When ANTHROPIC_API_KEY is configured, an optional final section adds Claude-generated narrative synthesis — a few paragraphs walking the reader through what the signals collectively suggest, what the priority follow-up questions are, and what the relevant Korean enforcement precedents would be. The synthesis is clearly labeled as AI-generated and remains opt-in.

What This Layer Is Not

It is not a hosted service. The MCP server runs locally; the FastAPI service runs locally; the reports are generated locally. There is no persistent backend, no user accounts, no rate limits, no access control. For analysts running the system on their own data, this is the right shape. For a hosted multi-tenant deployment, additional infrastructure is required — and is intentionally out of scope for the open-source release.

It is not a fully-automated alerting system. The 11 MCP tools and the per-company reports are query interfaces — pull, not push. There is no scheduled job that emails you “company X has tripped flag Y this week.” Building that on top is straightforward (the DuckDB layer makes the queries trivial), but it is application logic, not infrastructure.
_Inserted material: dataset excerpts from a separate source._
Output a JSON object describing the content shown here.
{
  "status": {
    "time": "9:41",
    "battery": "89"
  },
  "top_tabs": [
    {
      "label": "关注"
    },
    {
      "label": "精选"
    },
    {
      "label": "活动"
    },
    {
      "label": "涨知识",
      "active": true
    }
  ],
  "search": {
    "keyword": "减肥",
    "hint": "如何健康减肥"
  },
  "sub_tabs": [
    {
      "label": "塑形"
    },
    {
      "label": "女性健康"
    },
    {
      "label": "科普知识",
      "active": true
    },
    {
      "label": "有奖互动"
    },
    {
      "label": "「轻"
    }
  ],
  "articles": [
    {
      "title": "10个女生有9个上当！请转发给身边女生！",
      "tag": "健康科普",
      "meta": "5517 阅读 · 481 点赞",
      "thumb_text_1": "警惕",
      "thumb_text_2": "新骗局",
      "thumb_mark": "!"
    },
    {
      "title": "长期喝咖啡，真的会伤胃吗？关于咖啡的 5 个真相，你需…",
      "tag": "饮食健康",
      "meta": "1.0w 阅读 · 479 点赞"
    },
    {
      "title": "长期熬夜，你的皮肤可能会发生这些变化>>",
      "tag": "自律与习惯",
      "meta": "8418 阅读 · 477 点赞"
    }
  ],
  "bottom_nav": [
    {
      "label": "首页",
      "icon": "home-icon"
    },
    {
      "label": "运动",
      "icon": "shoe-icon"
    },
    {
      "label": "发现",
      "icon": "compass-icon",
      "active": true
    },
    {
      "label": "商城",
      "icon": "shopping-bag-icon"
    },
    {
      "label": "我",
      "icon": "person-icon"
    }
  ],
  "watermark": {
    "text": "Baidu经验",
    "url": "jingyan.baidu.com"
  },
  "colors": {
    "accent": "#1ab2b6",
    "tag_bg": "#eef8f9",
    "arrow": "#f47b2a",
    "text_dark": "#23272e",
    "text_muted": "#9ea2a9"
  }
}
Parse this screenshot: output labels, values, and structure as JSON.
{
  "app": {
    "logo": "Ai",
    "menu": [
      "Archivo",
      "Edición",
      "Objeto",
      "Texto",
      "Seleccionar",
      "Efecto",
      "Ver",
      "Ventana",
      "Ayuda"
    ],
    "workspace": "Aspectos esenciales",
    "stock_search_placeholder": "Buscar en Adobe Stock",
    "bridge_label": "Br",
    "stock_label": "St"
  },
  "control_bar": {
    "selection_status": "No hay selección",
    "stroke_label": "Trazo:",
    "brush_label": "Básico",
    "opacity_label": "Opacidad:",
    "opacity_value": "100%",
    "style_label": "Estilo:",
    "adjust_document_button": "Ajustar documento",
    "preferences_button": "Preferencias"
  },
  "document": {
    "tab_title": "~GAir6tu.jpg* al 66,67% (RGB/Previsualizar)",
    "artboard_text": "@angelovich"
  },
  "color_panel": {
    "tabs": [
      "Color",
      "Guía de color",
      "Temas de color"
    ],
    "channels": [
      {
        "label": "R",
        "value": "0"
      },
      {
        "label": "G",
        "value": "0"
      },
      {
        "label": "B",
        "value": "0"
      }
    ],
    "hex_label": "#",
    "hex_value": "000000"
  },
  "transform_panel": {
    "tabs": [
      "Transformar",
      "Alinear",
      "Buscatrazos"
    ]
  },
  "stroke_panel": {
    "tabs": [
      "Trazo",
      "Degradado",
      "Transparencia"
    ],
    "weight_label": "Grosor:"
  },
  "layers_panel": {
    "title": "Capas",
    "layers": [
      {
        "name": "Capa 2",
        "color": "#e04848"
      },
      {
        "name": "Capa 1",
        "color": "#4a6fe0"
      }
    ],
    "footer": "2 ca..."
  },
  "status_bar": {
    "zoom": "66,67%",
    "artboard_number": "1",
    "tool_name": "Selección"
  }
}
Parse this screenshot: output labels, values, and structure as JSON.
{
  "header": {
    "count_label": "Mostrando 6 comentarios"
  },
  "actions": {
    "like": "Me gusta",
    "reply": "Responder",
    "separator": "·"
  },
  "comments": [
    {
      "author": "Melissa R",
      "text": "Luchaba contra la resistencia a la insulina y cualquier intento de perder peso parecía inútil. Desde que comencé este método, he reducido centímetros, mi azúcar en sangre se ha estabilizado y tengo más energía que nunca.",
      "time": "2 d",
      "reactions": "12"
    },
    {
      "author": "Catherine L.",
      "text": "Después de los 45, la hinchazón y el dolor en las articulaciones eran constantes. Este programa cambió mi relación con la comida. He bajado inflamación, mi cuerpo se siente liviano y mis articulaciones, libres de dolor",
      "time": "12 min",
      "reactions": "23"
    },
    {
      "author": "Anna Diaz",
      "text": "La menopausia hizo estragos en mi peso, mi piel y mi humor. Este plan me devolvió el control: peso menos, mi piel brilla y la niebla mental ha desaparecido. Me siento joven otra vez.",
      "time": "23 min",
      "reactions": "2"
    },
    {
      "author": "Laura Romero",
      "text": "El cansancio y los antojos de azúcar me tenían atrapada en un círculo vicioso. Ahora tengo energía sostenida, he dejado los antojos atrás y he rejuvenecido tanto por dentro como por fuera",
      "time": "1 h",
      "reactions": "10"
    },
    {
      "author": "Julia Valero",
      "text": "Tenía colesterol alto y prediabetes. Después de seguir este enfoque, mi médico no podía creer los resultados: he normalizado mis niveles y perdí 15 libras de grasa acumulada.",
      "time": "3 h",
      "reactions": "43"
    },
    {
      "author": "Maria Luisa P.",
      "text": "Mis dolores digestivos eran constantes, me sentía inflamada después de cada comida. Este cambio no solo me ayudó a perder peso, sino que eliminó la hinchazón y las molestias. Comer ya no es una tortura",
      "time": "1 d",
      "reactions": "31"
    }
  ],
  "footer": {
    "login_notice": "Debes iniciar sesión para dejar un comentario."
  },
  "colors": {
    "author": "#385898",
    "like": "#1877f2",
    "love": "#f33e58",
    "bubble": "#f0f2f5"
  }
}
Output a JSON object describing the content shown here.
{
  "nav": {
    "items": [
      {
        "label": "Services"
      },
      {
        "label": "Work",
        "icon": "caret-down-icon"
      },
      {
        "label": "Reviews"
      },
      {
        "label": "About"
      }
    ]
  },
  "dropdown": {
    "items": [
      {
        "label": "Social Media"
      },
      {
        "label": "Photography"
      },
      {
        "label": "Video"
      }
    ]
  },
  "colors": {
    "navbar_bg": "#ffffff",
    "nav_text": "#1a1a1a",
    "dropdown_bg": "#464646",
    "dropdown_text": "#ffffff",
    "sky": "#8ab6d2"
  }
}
It is not a substitute for human review. Every flag the system produces is a signal that requires interpretation. The MCP tools and reports surface the signals quickly and consistently; they do not draw conclusions. The reframe of forensic-finance work the system enables is “review more cases, faster” — not “automate the review.”

Why It Was Built This Way

Similar forensic infrastructure has historically existed in Korean capital markets as closed-source institutional products — the underlying public data deserves a public infrastructure layer that does not gate access by institutional affiliation. This stack is the open-data equivalent.

The MCP interface is the bet that the most useful access pattern for that infrastructure is conversational. The tools are typed, parameterized, and individually documented. Claude composes them. The user asks the question.

The repository is at github.com/pon00050/krff-shell. MIT license. 317 tests. Korean-bilingual documentation. The platform layer it sits on is documented separately at forensic-platform-architecture.